— Это Пономарев нарисовал. Пономарев!
— Что же он, сам себе письма пишет? — сказал учитель. — Это письмо Пономареву адресовано.
— Это он для конспирации.
— Нелогично. Успокойся. — Борис Степанович заложил руки за спину и прошелся по классу.
— Меня сильно огорчает не то, что вы не умеете шутить, но что вы не умеете отличать остроумие от оскорбления. Как вы медленно взрослеете и как вы медленно умнеете!..
— А Пушкин тоже карикатуры рисовал, — сказал Столбов.
— Пушкин в вашем возрасте свободно владел французским языком, латынью, дружил с умнейшим человеком своего времени, с философом Чаадаевым… А вы, я вижу, живете со дня на день, не думаете ни о прошлом, ни о будущем. Посмотрите, большинство из вас ничем серьезно не интересуется… Даже гражданская жизнь, я не боюсь этого слова. гражданская жизнь вашего класса вас не интересует… Ну ладно! — Он устало потер лоб. — Уж коли зашла у нас сегодня речь о басне, нарушим программу и поговорим сегодня о баснях. Басни писать уметь надо, ибо басня подчиняется определенным законам… В Древней Греции жил старый и безобразный раб по имени Эзоп… В перемену Мослов подошел к Панаме и, показав кулак, сказал:
— Ты, Панама, у меня еще узнаешь, как карикатуры рисовать!

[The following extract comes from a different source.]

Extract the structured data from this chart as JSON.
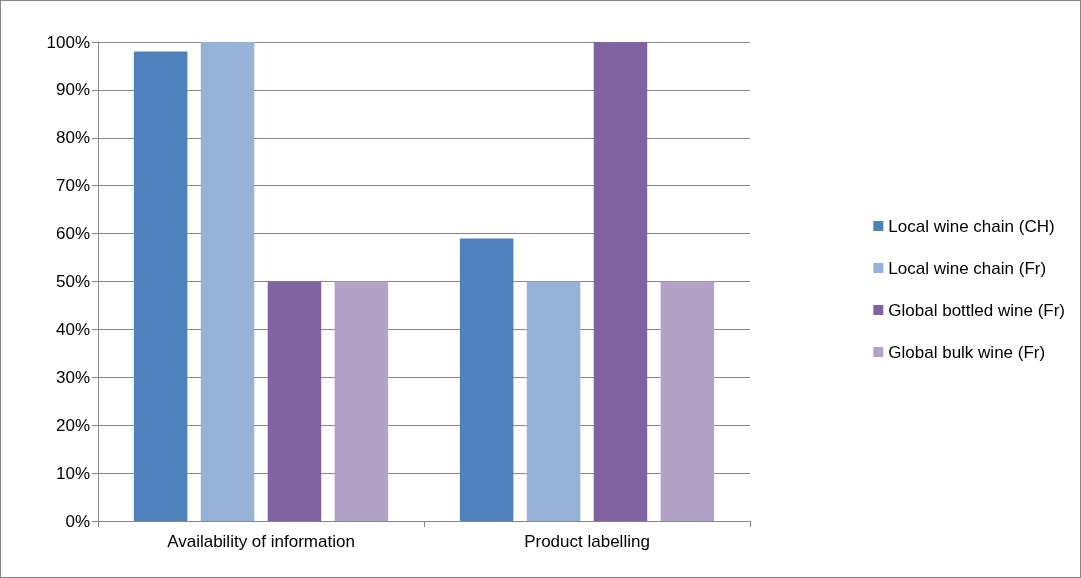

Глава четвертая. „ТАКИЕ, БРАТ, ДЕЛА…“
Панама потерял спортивные трусы. Ну как теперь на физкультуру пойдешь? Все трусы у Панамы для этого дела не годятся. Из старых он вырос, а те, которые постоянно носит, вообще показывать нельзя. Они — в маленький цветочек. Это у мамы была такая материя, она взяла и Панаме трусов нашила. Мыкается Панама по коридору. Все на физкультуру ушли. Как раз четвертый и пятый уроки физкультура. Мог бы Панама домой пойти, да там делать нечего. Все на работе. Шатается он по школе, боится на завуча нарваться. Вдруг из учительской вылетает Борис Степанович, какой-то встрепанный, и в класс. В классе сразу тихо. Он чего-то там поговорил, опять в учительскую побежал, ну в классе, конечно, сразу шум, даже кто-то кукарекать начал. А еще восьмой класс! Опять вылетает Борис Степанович.

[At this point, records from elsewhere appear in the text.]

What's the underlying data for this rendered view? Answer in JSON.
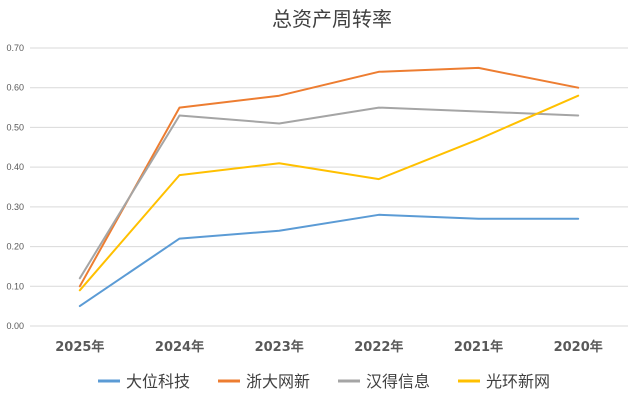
{
  "chart_data": {
    "type": "line",
    "title": "总资产周转率",
    "xlabel": "",
    "ylabel": "",
    "categories": [
      "2025年",
      "2024年",
      "2023年",
      "2022年",
      "2021年",
      "2020年"
    ],
    "ylim": [
      0,
      0.7
    ],
    "yticks": [
      "0.00",
      "0.10",
      "0.20",
      "0.30",
      "0.40",
      "0.50",
      "0.60",
      "0.70"
    ],
    "grid": true,
    "legend_position": "bottom",
    "series": [
      {
        "name": "大位科技",
        "color": "#5b9bd5",
        "values": [
          0.05,
          0.22,
          0.24,
          0.28,
          0.27,
          0.27
        ]
      },
      {
        "name": "浙大网新",
        "color": "#ed7d31",
        "values": [
          0.1,
          0.55,
          0.58,
          0.64,
          0.65,
          0.6
        ]
      },
      {
        "name": "汉得信息",
        "color": "#a5a5a5",
        "values": [
          0.12,
          0.53,
          0.51,
          0.55,
          0.54,
          0.53
        ]
      },
      {
        "name": "光环新网",
        "color": "#ffc000",
        "values": [
          0.09,
          0.38,
          0.41,
          0.37,
          0.47,
          0.58
        ]
      }
    ]
  }
}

— Ну что ты будешь делать, — говорит, — никак дозвониться не могу. Как провалился! — И вдруг видит Панаму. — Ты чего делаешь здесь? Панама объясняет: мол, так и так, трусов нет.

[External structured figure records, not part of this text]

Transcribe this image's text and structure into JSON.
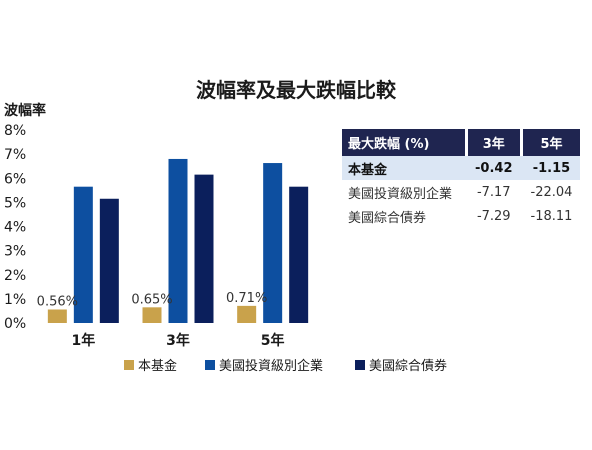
{
  "chart_data": {
    "type": "bar",
    "title": "波幅率及最大跌幅比較",
    "ylabel": "波幅率",
    "categories": [
      "1年",
      "3年",
      "5年"
    ],
    "ylim": [
      0,
      8
    ],
    "yticks": [
      "0%",
      "1%",
      "2%",
      "3%",
      "4%",
      "5%",
      "6%",
      "7%",
      "8%"
    ],
    "grid": false,
    "legend_position": "bottom",
    "series": [
      {
        "name": "本基金",
        "values": [
          0.56,
          0.65,
          0.71
        ],
        "labels": [
          "0.56%",
          "0.65%",
          "0.71%"
        ],
        "color": "#c9a24b"
      },
      {
        "name": "美國投資級別企業",
        "values": [
          5.65,
          6.8,
          6.63
        ],
        "color": "#0d4fa0"
      },
      {
        "name": "美國綜合債券",
        "values": [
          5.15,
          6.15,
          5.65
        ],
        "color": "#0b1f5c"
      }
    ]
  },
  "table": {
    "headers": [
      "最大跌幅 (%)",
      "3年",
      "5年"
    ],
    "rows": [
      {
        "label": "本基金",
        "values": [
          "-0.42",
          "-1.15"
        ],
        "highlight": true
      },
      {
        "label": "美國投資級別企業",
        "values": [
          "-7.17",
          "-22.04"
        ],
        "highlight": false
      },
      {
        "label": "美國綜合債券",
        "values": [
          "-7.29",
          "-18.11"
        ],
        "highlight": false
      }
    ]
  }
}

— Это очень кстати, то есть это скверно, конечно. И вообще, в этом месяце я второй раз вижу, как ты уроки прогуливаешь. Смотри, добром это не кончится.
— Ну я же не специально… — оправдывается Панама, а в восьмом классе орут — хором петь начали! А еще восьмой класс!
— Вот что, — говорит Борис Степанович, — выручить меня можешь?
— Безусловно, — отвечает Панама.
— Это, конечно, непедагогично… И вообще категорически запрещается учеников по своим делам посылать, да тут вопрос жизни и смерти. Такие, брат, дела… Вот тебе деньги, адрес, садись на такси. Если охрана пускать не будет, звони по такому телефону. И записку эту в собственные руки Петру Григорьевичу отдай. Понял? В собственные руки! На стоянке было несколько машин. Видно, стояли они давно: на них успел желтый лист нападать. В первой машине шофер читал книжку. Панама решительно открыл дверцу, сел рядом и протянул бумажку:
— Здрасте, отвезите меня вот по этому адресу.
— Есть! — сказал водитель и начал выруливать со стоянки. — Собака, что ли? — спросил он, когда они понеслись по улице.
— Где? — спросил Панама.
— Да вот лечить-то?
— Кого? Шофер как-то странно на него посмотрел.
— Я говорю, зачем в институт-то едешь?
— В какой?
— Да ты хоть знаешь, куда едешь?
— Там написано, — глядя прямо перед собой, ответил Панама.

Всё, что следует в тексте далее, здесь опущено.